きゃんでぃ
会社を出ると、早春だというのに雪がちらつきだしていた。
――寒くてお腹が減ってると、余計に涙が出るんやで。
ポケットを探る。ガサゴソと幾つかの『飴ちゃん』が返事をする。無造作に掴んだそれをろくに見もせずに包みを破って口の中へ放り込む。包みを見て何味か確認したところで、涙と鼻水が邪魔して甘さ以外の味なんてわからない。

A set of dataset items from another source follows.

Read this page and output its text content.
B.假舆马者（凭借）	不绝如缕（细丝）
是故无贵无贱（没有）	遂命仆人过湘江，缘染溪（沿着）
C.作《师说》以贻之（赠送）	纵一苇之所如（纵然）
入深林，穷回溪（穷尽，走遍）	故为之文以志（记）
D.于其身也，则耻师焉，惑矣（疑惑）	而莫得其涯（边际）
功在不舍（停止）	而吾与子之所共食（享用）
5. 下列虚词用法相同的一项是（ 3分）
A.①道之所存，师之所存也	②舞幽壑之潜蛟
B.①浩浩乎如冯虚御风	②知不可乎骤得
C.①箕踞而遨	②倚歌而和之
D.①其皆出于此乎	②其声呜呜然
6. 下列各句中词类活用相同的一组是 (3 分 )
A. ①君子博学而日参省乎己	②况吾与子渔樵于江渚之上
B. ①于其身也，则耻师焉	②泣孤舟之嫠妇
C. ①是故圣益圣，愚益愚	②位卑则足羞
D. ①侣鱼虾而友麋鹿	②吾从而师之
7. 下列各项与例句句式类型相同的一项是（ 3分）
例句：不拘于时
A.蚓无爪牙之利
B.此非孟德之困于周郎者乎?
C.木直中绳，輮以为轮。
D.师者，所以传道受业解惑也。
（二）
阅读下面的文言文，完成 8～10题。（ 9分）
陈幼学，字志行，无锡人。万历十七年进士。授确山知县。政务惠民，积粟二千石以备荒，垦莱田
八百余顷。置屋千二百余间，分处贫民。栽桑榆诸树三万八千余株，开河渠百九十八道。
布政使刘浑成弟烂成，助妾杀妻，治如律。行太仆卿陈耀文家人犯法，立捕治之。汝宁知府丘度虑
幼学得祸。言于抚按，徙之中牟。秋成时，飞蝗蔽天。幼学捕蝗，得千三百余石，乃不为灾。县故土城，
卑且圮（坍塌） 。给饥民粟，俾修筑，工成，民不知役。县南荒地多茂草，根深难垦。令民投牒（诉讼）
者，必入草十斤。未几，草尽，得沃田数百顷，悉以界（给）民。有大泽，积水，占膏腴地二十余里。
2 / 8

口の中でじんわり溶け出す糖分がまどろっこしく、余計に涙を誘いそうなのでガリガリと噛み砕く。噛み砕いたそれは尖って頬の内側に突き刺さるが、それも次第に溶けて甘い味とともに丸くなる。
口の中でその存在が消えてなくなる前に次の『飴ちゃん』を放り込む。先程とにわかに違う酸味や甘さがまどろっこしく口の中に広がる
噛み砕き、飲み込む。
それを何度か繰り返して、ポケットの中から取り出せるのは包み紙だけになった。
――ゴミは道に捨てたらあかんで。ポケットにしまっとき。
東京の街にはゴミ箱がやたら少ない。捨てたいものはたくさんあるのに、捨てる場所の無い街。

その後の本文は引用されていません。